Oracle connait le succès avec Exadata, une machine dédiée aux datawarehouses. Le géant enfonce le clou et lance Exalogic, une appliance pour les applications Java. Une solution qualifiée d’« Appliance Cloud ».

C’est par une tentative de définition du cloud computing que Larry Ellison a choisi de commencer sa conférence d’ouverture de l’Oracle OpenWorld 2010. Et si l’emblématique fondateur d’Oracle a porté aux nues le modèle inventé par Amazon avec EC2, un service cloud basé sur la virtualisation, il a tiré à boulets rouges sur l’approche défendue par  Marc Benioff avec Salesforce.com. Pas d’isolation des données client, pas de tolérance aux pannes, pas d’élasticité face aux montées en charge… les critiques de Larry Ellison ne manquaient pas de piquant quand on sait que le service Salesforce.com s’appuie sur la plate-forme Oracle.

Raison à cette opposition de modèles : Oracle lance sa propre offre de cloud fondée sur la virtualisation, Exalogic Elactic Cloud. Le marketing est certainement passé par là, car Exalogic est plus précisément une nouvelle appliance dédiée à l’exécution d’applications Java sur des partitions Linux ou Solaris virtualisées.
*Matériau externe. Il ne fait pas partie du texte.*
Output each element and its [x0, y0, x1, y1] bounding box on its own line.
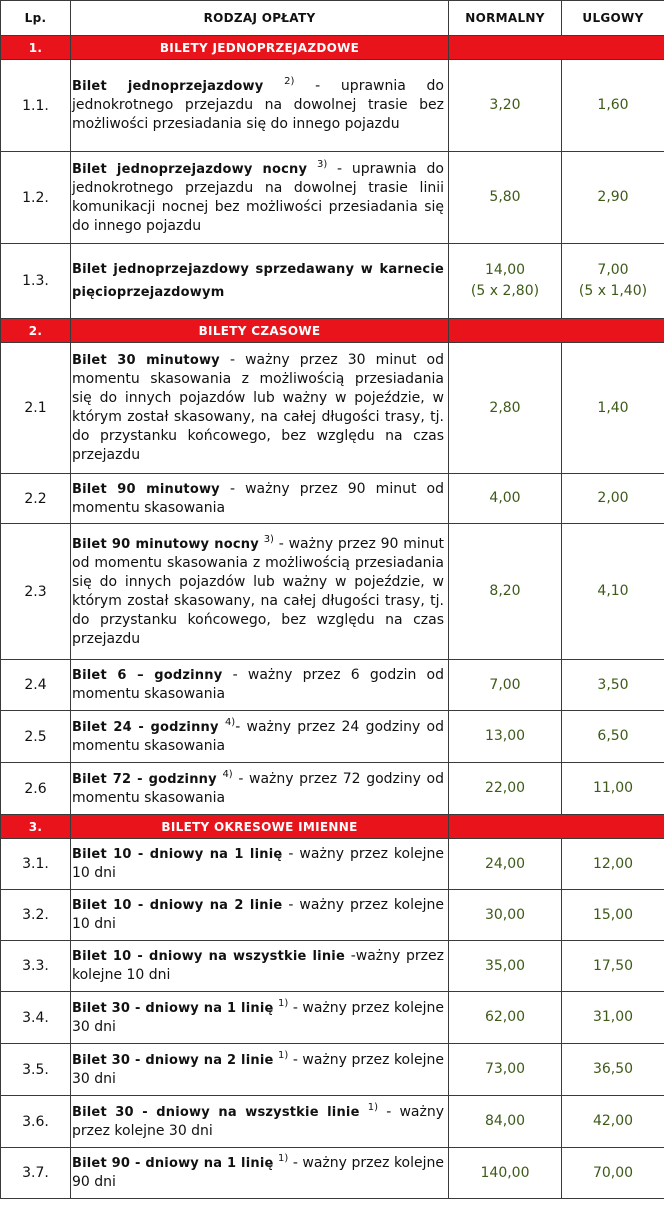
ticket-name: Bilet jednoprzejazdowy sprzedawany w karnecie pięcioprzejazdowym	[72, 262, 444, 300]
normal-price: 84,00	[449, 1096, 562, 1148]
section-blank	[449, 815, 664, 839]
row-number: 3.1.	[1, 839, 71, 890]
normal-price: 13,00	[449, 711, 562, 763]
header-fare-type: RODZAJ OPŁATY	[71, 1, 449, 36]
section-blank	[449, 36, 664, 60]
table-row	[1, 60, 664, 152]
row-number: 1.3.	[1, 244, 71, 319]
ticket-name: Bilet 10 - dniowy na 1 linię	[72, 847, 283, 862]
section-number: 2.	[1, 319, 71, 343]
reduced-price-breakdown: (5 x 1,40)	[578, 283, 648, 299]
normal-price: 22,00	[449, 763, 562, 815]
ticket-description: - ważny przez 24 godziny od momentu skasowania	[72, 718, 445, 754]
section-row	[1, 319, 664, 343]
ticket-description: - ważny przez kolejne 90 dni	[72, 1155, 444, 1190]
table-row	[1, 343, 664, 474]
row-description	[71, 244, 449, 319]
ticket-name: Bilet 30 - dniowy na wszystkie linie	[72, 1104, 360, 1120]
ticket-description: - ważny przez kolejne 30 dni	[72, 1051, 444, 1087]
row-description	[71, 60, 449, 152]
footnote-ref: 3)	[316, 158, 328, 170]
section-row	[1, 815, 664, 839]
row-description	[71, 152, 449, 244]
normal-price-total: 14,00	[484, 262, 526, 278]
table-row	[1, 763, 664, 815]
section-title: BILETY CZASOWE	[71, 319, 449, 343]
reduced-price: 1,40	[562, 343, 664, 474]
row-number: 2.1	[1, 343, 71, 474]
ticket-name: Bilet 30 - dniowy na 2 linie	[72, 1052, 274, 1068]
normal-price: 8,20	[449, 524, 562, 660]
reduced-price: 3,50	[562, 660, 664, 711]
ticket-name: Bilet jednoprzejazdowy	[72, 79, 264, 94]
reduced-price: 12,00	[562, 839, 664, 890]
reduced-price	[562, 244, 664, 319]
table-row	[1, 524, 664, 660]
table-row	[1, 1044, 664, 1096]
header-lp: Lp.	[1, 1, 71, 36]
ticket-name: Bilet 90 minutowy	[72, 481, 220, 497]
table-row	[1, 839, 664, 890]
row-number: 1.2.	[1, 152, 71, 244]
row-description	[71, 941, 449, 992]
ticket-description: - uprawnia do jednokrotnego przejazdu na dowolnej trasie linii komunikacji nocnej bez możliwości przesiadania się do innego pojazdu	[72, 160, 444, 234]
ticket-name: Bilet 10 - dniowy na wszystkie linie	[72, 949, 345, 964]
row-description	[71, 343, 449, 474]
ticket-name: Bilet 72 - godzinny	[72, 771, 217, 787]
section-title: BILETY JEDNOPRZEJAZDOWE	[71, 36, 449, 60]
ticket-name: Bilet 6 – godzinny	[72, 668, 223, 683]
normal-price: 30,00	[449, 890, 562, 941]
table-row	[1, 992, 664, 1044]
reduced-price: 1,60	[562, 60, 664, 152]
row-description	[71, 839, 449, 890]
row-number: 2.3	[1, 524, 71, 660]
ticket-name: Bilet 30 minutowy	[72, 353, 220, 368]
row-description	[71, 1148, 449, 1199]
row-description	[71, 711, 449, 763]
ticket-description: -ważny przez kolejne 10 dni	[72, 948, 444, 983]
row-number: 2.6	[1, 763, 71, 815]
normal-price	[449, 244, 562, 319]
ticket-name: Bilet 10 - dniowy na 2 linie	[72, 898, 283, 913]
table-row	[1, 711, 664, 763]
normal-price: 3,20	[449, 60, 562, 152]
row-number: 2.2	[1, 474, 71, 524]
ticket-description: - ważny przez kolejne 30 dni	[72, 1103, 444, 1139]
reduced-price: 2,00	[562, 474, 664, 524]
reduced-price: 36,50	[562, 1044, 664, 1096]
table-row	[1, 890, 664, 941]
ticket-name: Bilet 90 - dniowy na 1 linię	[72, 1156, 274, 1171]
row-number: 3.6.	[1, 1096, 71, 1148]
ticket-name: Bilet 30 - dniowy na 1 linię	[72, 1000, 274, 1016]
ticket-description: - ważny przez kolejne 30 dni	[72, 999, 444, 1035]
ticket-name: Bilet 24 - godzinny	[72, 719, 219, 735]
ticket-description: - ważny przez kolejne 10 dni	[72, 897, 444, 932]
footnote-ref: 1)	[278, 997, 289, 1009]
row-number: 1.1.	[1, 60, 71, 152]
ticket-description: - uprawnia do jednokrotnego przejazdu na dowolnej trasie bez możliwości przesiadania się do innego pojazdu	[72, 78, 444, 132]
footnote-ref: 3)	[263, 533, 274, 545]
footnote-ref: 4)	[224, 716, 236, 728]
row-description	[71, 1044, 449, 1096]
section-number: 1.	[1, 36, 71, 60]
normal-price: 2,80	[449, 343, 562, 474]
normal-price: 24,00	[449, 839, 562, 890]
reduced-price: 42,00	[562, 1096, 664, 1148]
row-description	[71, 1096, 449, 1148]
table-header-row	[1, 1, 664, 36]
reduced-price-total: 7,00	[597, 262, 629, 278]
header-normal: NORMALNY	[449, 1, 562, 36]
reduced-price: 11,00	[562, 763, 664, 815]
section-number: 3.	[1, 815, 71, 839]
footnote-ref: 1)	[367, 1101, 379, 1113]
table-row	[1, 1096, 664, 1148]
table-row	[1, 152, 664, 244]
normal-price: 35,00	[449, 941, 562, 992]
table-row	[1, 474, 664, 524]
row-number: 2.5	[1, 711, 71, 763]
normal-price: 4,00	[449, 474, 562, 524]
section-row	[1, 36, 664, 60]
normal-price: 73,00	[449, 1044, 562, 1096]
reduced-price: 4,10	[562, 524, 664, 660]
row-description	[71, 660, 449, 711]
row-description	[71, 992, 449, 1044]
ticket-name: Bilet jednoprzejazdowy nocny	[72, 161, 308, 177]
row-description	[71, 763, 449, 815]
ticket-description: - ważny przez 72 godziny od momentu skasowania	[72, 770, 445, 806]
row-description	[71, 890, 449, 941]
ticket-description: - ważny przez kolejne 10 dni	[72, 846, 444, 881]
reduced-price: 17,50	[562, 941, 664, 992]
section-blank	[449, 319, 664, 343]
row-number: 2.4	[1, 660, 71, 711]
table-row	[1, 941, 664, 992]
row-description	[71, 474, 449, 524]
section-title: BILETY OKRESOWE IMIENNE	[71, 815, 449, 839]
row-number: 3.7.	[1, 1148, 71, 1199]
row-number: 3.3.	[1, 941, 71, 992]
reduced-price: 15,00	[562, 890, 664, 941]
reduced-price: 31,00	[562, 992, 664, 1044]
normal-price: 5,80	[449, 152, 562, 244]
ticket-description: - ważny przez 90 minut od momentu skasowania	[72, 480, 444, 516]
table-row	[1, 1148, 664, 1199]
reduced-price: 70,00	[562, 1148, 664, 1199]
table-row	[1, 660, 664, 711]
ticket-description: - ważny przez 30 minut od momentu skasowania z możliwością przesiadania się do innych pojazdów lub ważny w pojeździe, w którym został skasowany, na całej długości trasy, tj. do przystanku końcowego, bez względu na czas przejazdu	[72, 352, 444, 463]
reduced-price: 6,50	[562, 711, 664, 763]
row-description	[71, 524, 449, 660]
footnote-ref: 1)	[278, 1153, 289, 1164]
ticket-name: Bilet 90 minutowy nocny	[72, 536, 259, 552]
table-row	[1, 244, 664, 319]
header-reduced: ULGOWY	[562, 1, 664, 36]
footnote-ref: 4)	[222, 768, 233, 780]
normal-price: 62,00	[449, 992, 562, 1044]
ticket-description: - ważny przez 6 godzin od momentu skasowania	[72, 667, 444, 702]
normal-price: 140,00	[449, 1148, 562, 1199]
row-number: 3.5.	[1, 1044, 71, 1096]
row-number: 3.2.	[1, 890, 71, 941]
normal-price: 7,00	[449, 660, 562, 711]
footnote-ref: 2)	[284, 76, 295, 87]
reduced-price: 2,90	[562, 152, 664, 244]
row-number: 3.4.	[1, 992, 71, 1044]
normal-price-breakdown: (5 x 2,80)	[470, 283, 540, 299]
footnote-ref: 1)	[278, 1049, 289, 1061]
ticket-description: - ważny przez 90 minut od momentu skasowania z możliwością przesiadania się do innych pojazdów lub ważny w pojeździe, w którym został skasowany, na całej długości trasy, tj. do przystanku końcowego, bez względu na czas przejazdu	[72, 535, 444, 647]
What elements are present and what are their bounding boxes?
L’atout d’Exalogic, comme de son aîné Exadata qui était quand à lui spécifique aux applications analytiques, c’est l’optimisation hardware et software.

Oracle propose un rack pouvant contenir jusqu’à 30 serveurs (à base de processeurs Intel Xeon) interconnectés via un réseau interne Infiniband à 40 Mbit/s. 40 To de stockage disque sont disponibles pour les applications, auxquels il faut ajouter entre 256 Go et 960 Go de disques SSD (flash). Une mémoire qui participe pour beaucoup aux performances clamées par Oracle.

Les machines virtuelles Java JRockit et Hotspot ont été adaptées pour privilégier la mémoire flash plutôt que le disque dur, de même que le noyau Red Hat Linux a été optimisé par Oracle pour exploiter ces disques ultrarapides. Résultat : selon Larry Ellison lui-même, un rack peut absorber 1 million de requêtes HTTP par seconde. Deux suffiraient pour assumer tout le trafic web de Facebook…

Cette approche d’appliance pour le cloud rappelle beaucoup ce que HP et Microsoft ont présenté voici quelques mois pour Azure. HP s’apprête à proposer une gamme de serveurs Proliant, équipements réseau et service pour permettre aux entreprises d’héberger Microsoft Azure dans leurs murs. Toutefois, tout au long de sa présentation, Larry Ellison a confronté son Exalogic aux serveurs… IBM. C’est contre l’IBM Power 795 qu’Oracle compte bien rivaliser avec son Exalogic Elastic Cloud pour motoriser les applications transactionnelles (OLTP).

Parmi les autres annonces attendues lors de cet OpenWorld 2010, l’éditeur va dévoiler demain JavaFX Vector Graphic, une nouvelle évolution, a priori majeure, de la solution RIA créée par Sun. Mardi, Oracle devrait en dire un peu plus sur sa stratégie de cloud public. Joanne Olsen, récemment débauchée chez IBM, devrait elle aussi en parler mardi.

Enfin, Oracle commence à dévoiler le futur de son catalogue de progiciels, avec les Fusion Applications. Un projet de convergence entre les e-Business Applications d’Oracle, les solutions Peoplesoft et celles de JDEdwards entamé il y a cinq ans et dont la première version devrait aboutir entre la fin de cette année et le début 2011.